Returning to Groton in 1964, Patrick Henry underwent extensive overhaul, repair, and modifications, allowing her to handle the Polaris “A-3″ missile. Relocating to the Pacific in the early 1970s, she operated out of Pearl Harbor, Hawaii, patrolling both the Atlantic and Pacific while performing tests on her nuclear capability. In October 1981, she was reclassified as a nuclear-attack submarine and redesignated SSN-599. Her missile launch capability was disabled to comply with the SALT I treaty. The PATRICK HENRY mainly conducted training exercises in her new role.
General Characteristics: Awarded: December 31, 1957
Keel laid: May 27, 1958
Launched: September 22, 1959
Commissioned: April 11, 1960
Decommissioned: May 25, 1984
Builder: Electric Boat Co., Groton, Conn.
Propulsion system: one S5W nuclear reactor
Length: 381.6 feet (116.3 meters)
Beam: 33.1 feet (10.1 meters)
Draft: 28.9 feet (8.8 meters)
Displacement: approx. 6,700 tons submerged
Speed: Surfaced: 15 knots, Submerged: 20 knots
Armament: 16 vertical tubes for Polaris missiles, six 21” torpedo tubes
Crew: 12 Officers and 128 Enlisted (two crews)
Decommissioned on May 25, 1984, and stricken from the Navy list on December 16, 1985, the PATRICK HENRY spent the next years at the Puget Sound Naval Shipyard, Bremerton, Wash., awaiting to be disposed of through the Navy’s Nuclear Powered Ship and Submarine Recycling Program.

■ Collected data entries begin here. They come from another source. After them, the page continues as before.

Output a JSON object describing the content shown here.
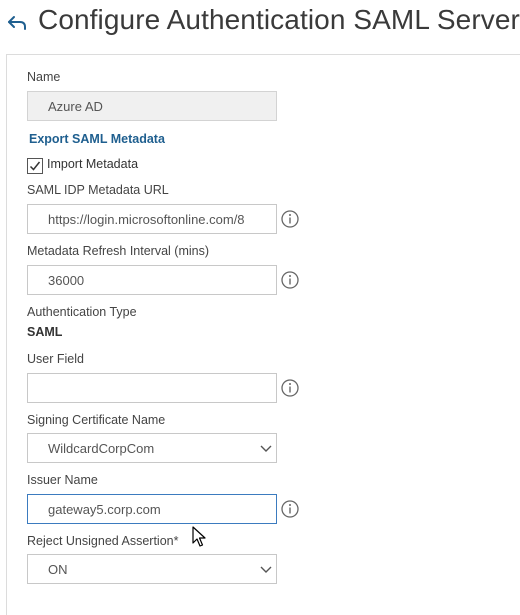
{
  "header": {
    "title": "Configure Authentication SAML Server"
  },
  "form": {
    "name_label": "Name",
    "name_value": "Azure AD",
    "export_link": "Export SAML Metadata",
    "import_metadata_label": "Import Metadata",
    "import_metadata_checked": true,
    "idp_url_label": "SAML IDP Metadata URL",
    "idp_url_value": "https://login.microsoftonline.com/8",
    "refresh_label": "Metadata Refresh Interval (mins)",
    "refresh_value": "36000",
    "auth_type_label": "Authentication Type",
    "auth_type_value": "SAML",
    "user_field_label": "User Field",
    "user_field_value": "",
    "signing_cert_label": "Signing Certificate Name",
    "signing_cert_value": "WildcardCorpCom",
    "issuer_label": "Issuer Name",
    "issuer_value": "gateway5.corp.com",
    "reject_label": "Reject Unsigned Assertion*",
    "reject_value": "ON"
  },
  "icons": {
    "back": "back-arrow-icon",
    "info": "info-icon",
    "chevron": "chevron-down-icon",
    "check": "checkmark-icon",
    "cursor": "mouse-pointer-icon"
  },
  "colors": {
    "link": "#1f5f8f",
    "focus_border": "#3b7bbf",
    "readonly_bg": "#f0f0f0"
  }
}
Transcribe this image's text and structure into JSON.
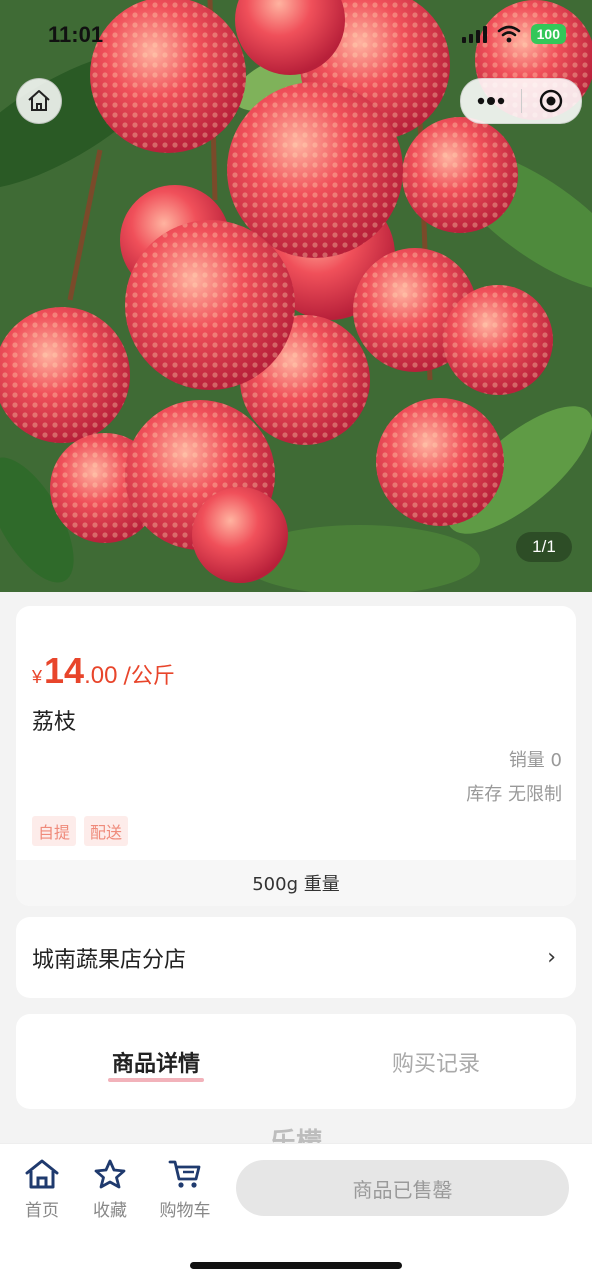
{
  "status_bar": {
    "time": "11:01",
    "battery": "100"
  },
  "gallery": {
    "counter": "1/1"
  },
  "product": {
    "currency": "¥",
    "price_int": "14",
    "price_dec": ".00",
    "price_unit": "/公斤",
    "name": "荔枝",
    "sales": "销量 0",
    "stock": "库存 无限制",
    "tags": [
      "自提",
      "配送"
    ],
    "spec": "500g 重量"
  },
  "store": {
    "name": "城南蔬果店分店",
    "arrow": "›"
  },
  "tabs": [
    {
      "label": "商品详情",
      "active": true
    },
    {
      "label": "购买记录",
      "active": false
    }
  ],
  "peek_text": "乐檬",
  "bottom_nav": {
    "home": "首页",
    "favorite": "收藏",
    "cart": "购物车",
    "sold_out": "商品已售罄"
  },
  "colors": {
    "price": "#e8452b",
    "tag_bg": "#fdecea",
    "tag_text": "#ef8a7a",
    "nav_icon": "#1f3a6e",
    "battery": "#34c759"
  }
}
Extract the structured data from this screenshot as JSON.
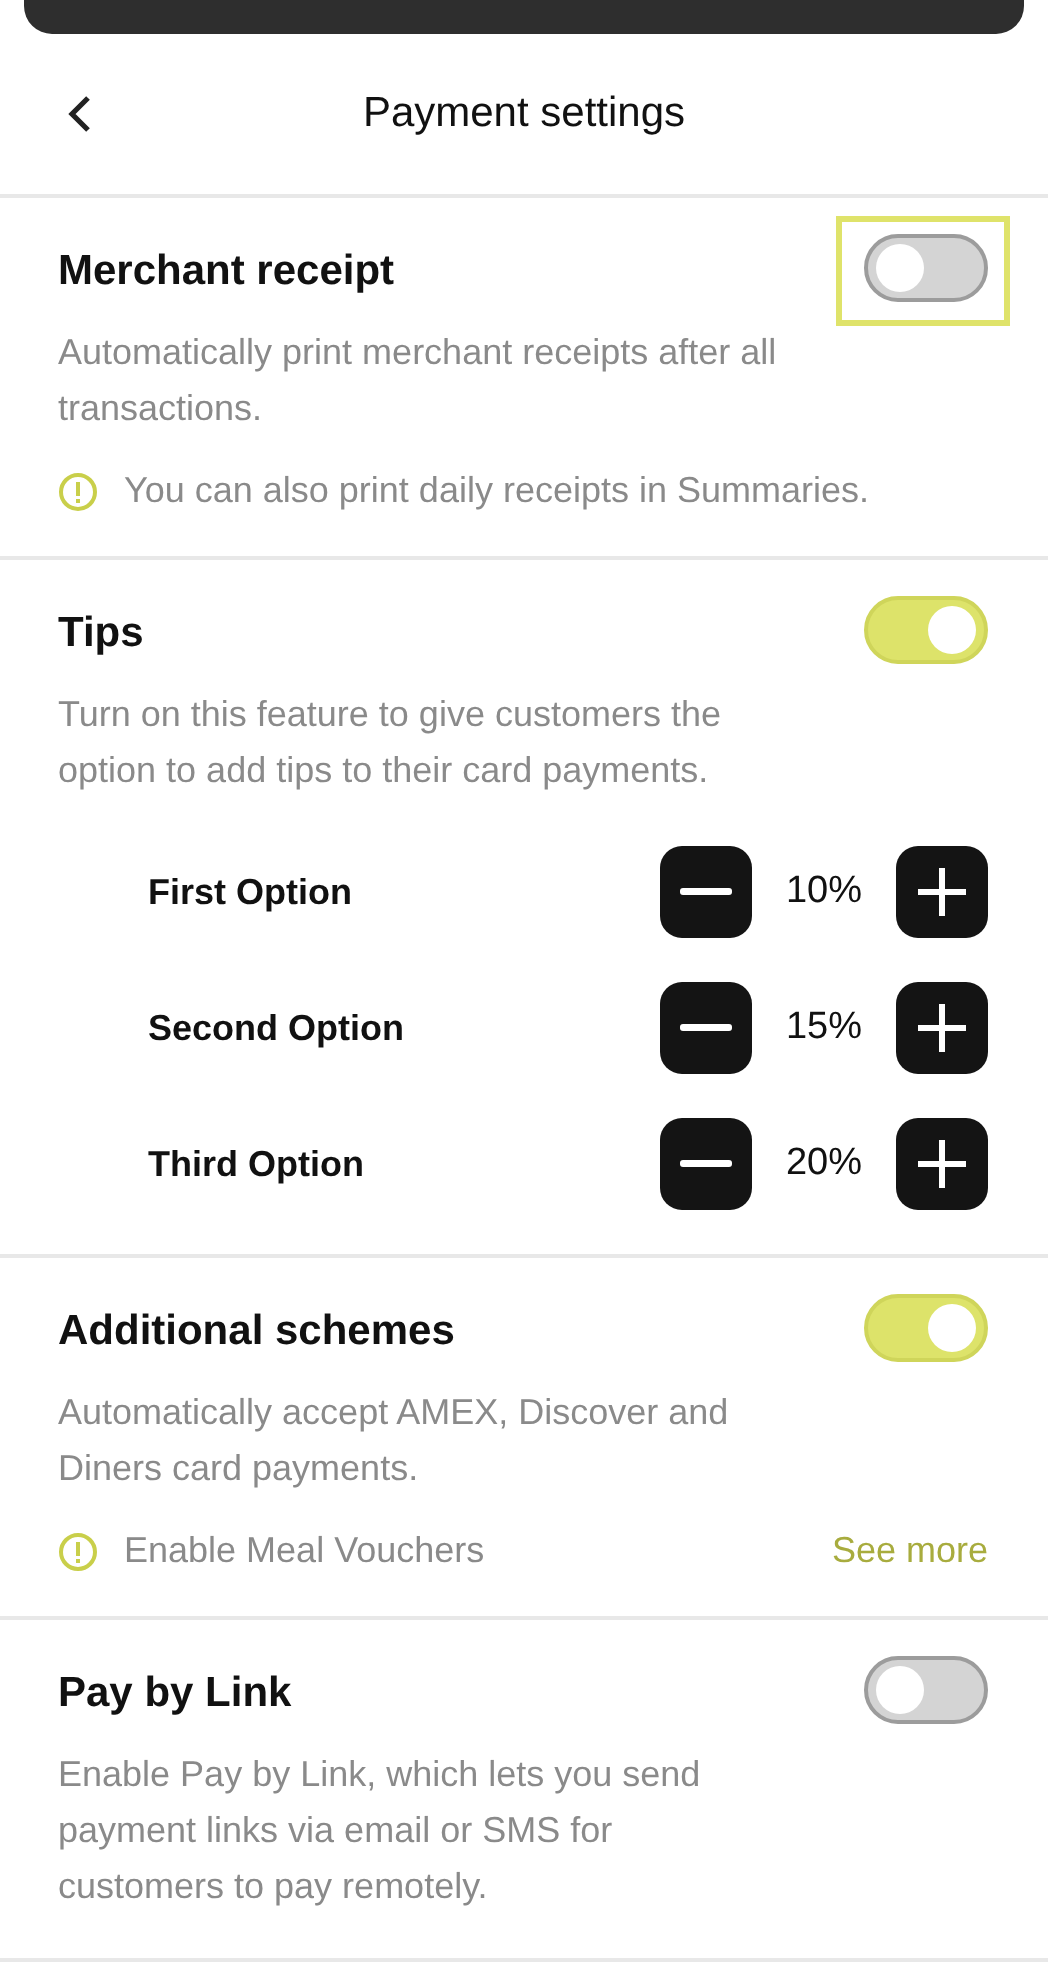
{
  "header": {
    "title": "Payment settings"
  },
  "sections": [
    {
      "title": "Merchant receipt",
      "on": false,
      "highlighted": true,
      "description": "Automatically print merchant receipts after all transactions.",
      "note": {
        "text": "You can also print daily receipts in Summaries."
      }
    },
    {
      "title": "Tips",
      "on": true,
      "highlighted": false,
      "description": "Turn on this feature to give customers the option to add tips to their card payments.",
      "options": [
        {
          "label": "First Option",
          "value": "10%"
        },
        {
          "label": "Second Option",
          "value": "15%"
        },
        {
          "label": "Third Option",
          "value": "20%"
        }
      ]
    },
    {
      "title": "Additional schemes",
      "on": true,
      "highlighted": false,
      "description": "Automatically accept AMEX, Discover and Diners card payments.",
      "note": {
        "text": "Enable Meal Vouchers",
        "link": "See more"
      }
    },
    {
      "title": "Pay by Link",
      "on": false,
      "highlighted": false,
      "description": "Enable Pay by Link, which lets you send payment links via email or SMS for customers to pay remotely."
    }
  ]
}
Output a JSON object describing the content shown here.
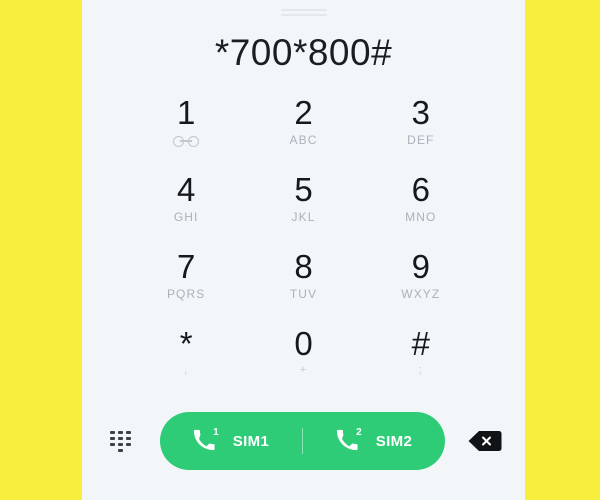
{
  "theme": {
    "letterbox_color": "#f7ee3d",
    "panel_background": "#f2f6f9",
    "call_button_color": "#2ecc77",
    "digit_color": "#16191c",
    "sublabel_color": "#a9b2bb"
  },
  "display": {
    "number": "*700*800#"
  },
  "keypad": [
    {
      "digit": "1",
      "sub": "",
      "icon": "voicemail-icon"
    },
    {
      "digit": "2",
      "sub": "ABC",
      "icon": ""
    },
    {
      "digit": "3",
      "sub": "DEF",
      "icon": ""
    },
    {
      "digit": "4",
      "sub": "GHI",
      "icon": ""
    },
    {
      "digit": "5",
      "sub": "JKL",
      "icon": ""
    },
    {
      "digit": "6",
      "sub": "MNO",
      "icon": ""
    },
    {
      "digit": "7",
      "sub": "PQRS",
      "icon": ""
    },
    {
      "digit": "8",
      "sub": "TUV",
      "icon": ""
    },
    {
      "digit": "9",
      "sub": "WXYZ",
      "icon": ""
    },
    {
      "digit": "*",
      "sub": ",",
      "icon": ""
    },
    {
      "digit": "0",
      "sub": "+",
      "icon": ""
    },
    {
      "digit": "#",
      "sub": ";",
      "icon": ""
    }
  ],
  "action_bar": {
    "keypad_toggle_icon": "dialpad-icon",
    "sim1": {
      "label": "SIM1",
      "badge": "1",
      "icon": "phone-handset-icon"
    },
    "sim2": {
      "label": "SIM2",
      "badge": "2",
      "icon": "phone-handset-icon"
    },
    "backspace_icon": "backspace-icon"
  }
}
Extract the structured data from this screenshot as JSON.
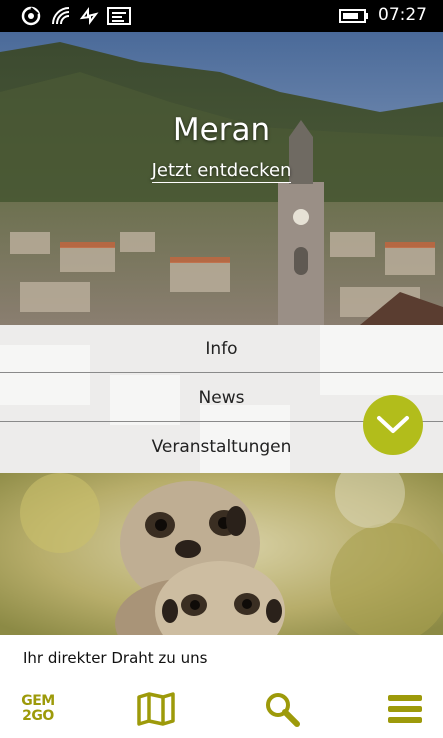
{
  "status_bar": {
    "time": "07:27",
    "icons": [
      "sync-icon",
      "wifi-icon",
      "nfc-icon",
      "message-icon",
      "battery-icon"
    ]
  },
  "hero": {
    "title": "Meran",
    "link": "Jetzt entdecken"
  },
  "menu": {
    "items": [
      "Info",
      "News",
      "Veranstaltungen"
    ],
    "expand_icon": "chevron-down-icon"
  },
  "contact": {
    "label": "Ihr direkter Draht zu uns"
  },
  "app_bar": {
    "logo_line1": "GEM",
    "logo_line2": "2GO",
    "buttons": [
      "gem2go-logo",
      "map-icon",
      "search-icon",
      "menu-icon"
    ]
  },
  "colors": {
    "accent": "#b2bd1b",
    "app_bar_icon": "#9d9a0a",
    "status_bar_bg": "#000000"
  }
}
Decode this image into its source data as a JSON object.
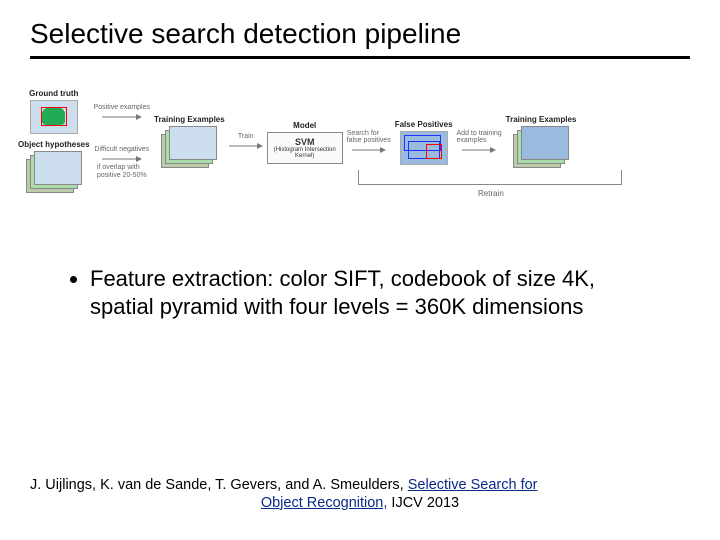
{
  "title": "Selective search detection pipeline",
  "diagram": {
    "ground_truth": "Ground truth",
    "object_hypotheses": "Object hypotheses",
    "positive_examples": "Positive examples",
    "difficult_negatives": "Difficult negatives",
    "overlap_note": "if overlap with\npositive 20-50%",
    "training_examples": "Training Examples",
    "train": "Train",
    "model": "Model",
    "svm": "SVM",
    "svm_sub": "(Histogram Intersection\nKernel)",
    "search_for": "Search for\nfalse positives",
    "false_positives": "False Positives",
    "add_to_training": "Add to training\nexamples",
    "training_examples2": "Training Examples",
    "retrain": "Retrain"
  },
  "bullet": "Feature extraction: color SIFT, codebook of size 4K, spatial pyramid with four levels = 360K dimensions",
  "citation": {
    "authors": "J. Uijlings, K. van de Sande, T. Gevers, and A. Smeulders, ",
    "link_text_a": "Selective Search for",
    "link_text_b": "Object Recognition,",
    "tail": " IJCV 2013"
  }
}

Recycling of the PATRICK HENRY was finished on August 31, 1997.
Admiral Rickover records the most appropriate epitaph that captured the essence of the man:
“Jefferson said of him that “he was as well suited to the times as any man ever was, and it is not now easy to say what we should have done without Patrick Henry. He was far above all in maintaining the spirit of Revolution.””
The same can be said of the submarine Patrick Henry. It was as well suited to its times as its namesake. America was at the most critical point in the history of the first Cold War and boats of the 598 class were revolutionary in their design and development. The crews that maintained and sailed these proud vessels are true American Patriots. When the times came for them to offer all, they resoundingly demonstrated their willingness to give their lives for their own and the liberty of millions. Hand Salute.